Le premier est forcément irrationnel, instable, capricieux, un peu fou, mal organisé, chaotique. Le deuxième est beaucoup trop rigide, loin du corps et des problèmes de l’intime, il ne comprend rien à l’amour et aux sentiments. C’est un robot. Suprême insulte : Une machine !
Mais pourquoi l’écrivain et le mathématicien sont-ils devenus des figures contradictoires, opposées ?
Que s’est-il passé ?
Je vais interroger le copilote de Genario :
De quand date l’opposition entre l’artiste et le scientifique ?

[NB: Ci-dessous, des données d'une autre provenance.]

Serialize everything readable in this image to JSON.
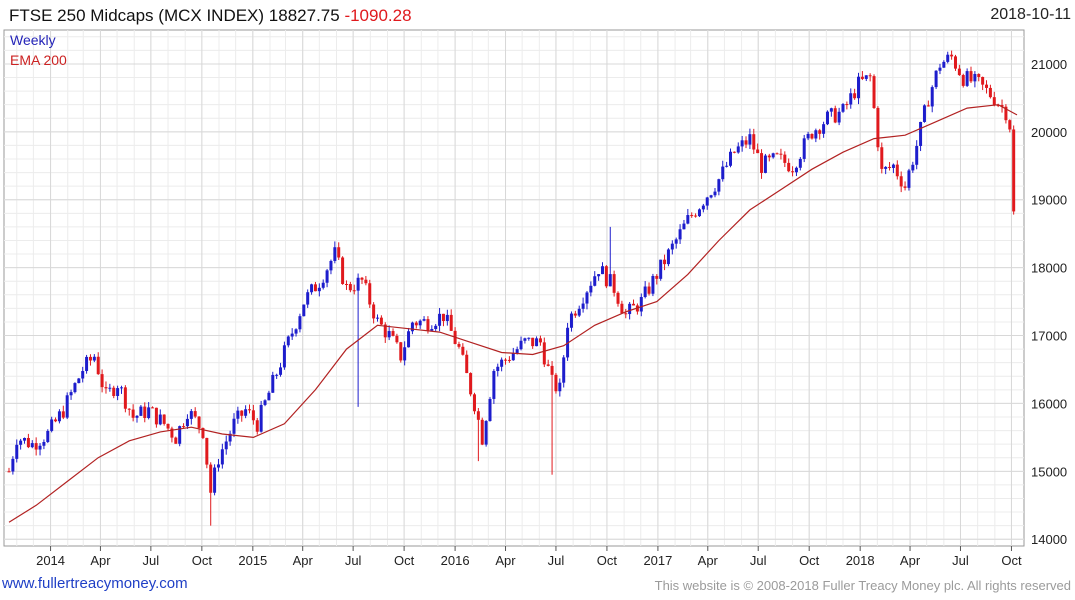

Voici ce qu’il me répond :
« L’opposition entre le romancier et le scientifique remonte à la fin du XVIIIe siècle. Cette opposition est principalement due à l’émergence de la pensée romantique, qui a mis l’accent sur les émotions et les sentiments, en opposition à l’approche plus rationnelle et analytique des sciences. Cette tension entre les deux camps s’est poursuivie jusqu’à nos jours, même si certaines des idées romantiques ont été intégrées dans les sciences ».
Ah je commence à mieux comprendre l’origine de la haine…
Qui sont les plus éminents écrivains romantiques ?
Je redemande au Copilote qui me répond :
Gœthe, avec les souffrances du jeune Werther; Lord Byron, avec son Don Juan; Hugo avec Notre Dame de Paris; Novalis; William Wordsworth, et Mary Shelley avec son Frankeinstein.
Je serais moi-même assez contradictoire…
Car j’adore la pensée romantique, Gœthe, Novalis, Baudelaire, Victor Hugo, Lord Byron. J’admire leur panache, leur charisme, leur vision de l’homme, mélancolique (la beauté est souvent un peu mélancolique) et solitaire. Ce pessimisme, cette vision tragique de l’humanité et des rapports humains.
J’apprends aussi que leur mépris de la logique et de la science serait une conséquence politique des carnages de la Révolution Française et de la philosophie des Lumières qui mettaient la Raison au-dessus de tout (encore des réponses du Copilote, mon deuxième cerveau avec les livres…).
N’y aurait-il pas cette même peur en ce moment de la science avec le réchauffement climatique et les guerres industrielles ? Sans aucun doute.
La figure du Romantique fait un retour triomphal dans notre civilisation.
Mais en même temps, moi qui suis un admirateur de la Renaissance et des Léonard de Vinci, des Pic de la Mirandole, de l’esprit des Lumière avec les Diderot et les Montesquieu, de leur admirable Encyclopédie, j’avoue être un peu déchiré…
D’un côté Baudelaire, Rimbaud, René Char, et de l’autre Voltaire, Diderot et les romanciers de l’Oulipo.
D’un côté le mystique et de l’autre l’artiste organisé.
Mais faut-il vraiment choisir son camp ? Nous ne faisons pas de politique mais de la littérature. On peut être juif et aimer Céline. Être de droite et admirer les poèmes d’Aragon ou les pièces de théâtres de Jean Paul Sartre. Voter à gauche et se passionner pour les œuvres d’Ellroy et de Houellbecq. J’ai même des copains machos qui lisent en secret les romans de Virginie Despentes et Christine Angot…
Et revenons à l’intelligence artificielle. Oui cette technologie est dangereuse comme la voiture est dangereuse. L’avion peut bombarder des villes et nous faire voyager à l’autre bout du monde. Les trains sont allés jusqu’à Auschwitz et nous permettent de nous emmener dans les plus belles villes du monde.
Faut-il laisser l’intelligence artificielle aux militaires ou construire des machines pour les romanciers ?
C’est à nous, les écrivains, les poètes, les scénaristes, de nous saisir de la technologie contemporaine pour en faire des œuvres d’art.
N’oublions pas notre rôle, notre mission: construire des œuvres aussi dangereuses qu’un orage d’été ou une tempête. Approcher le sublime. Nous servir d’une plume, d’une machine à écrire, d’un ordinateur pour raconter de belles histoires à nos lecteurs, nos proches, nos enfants.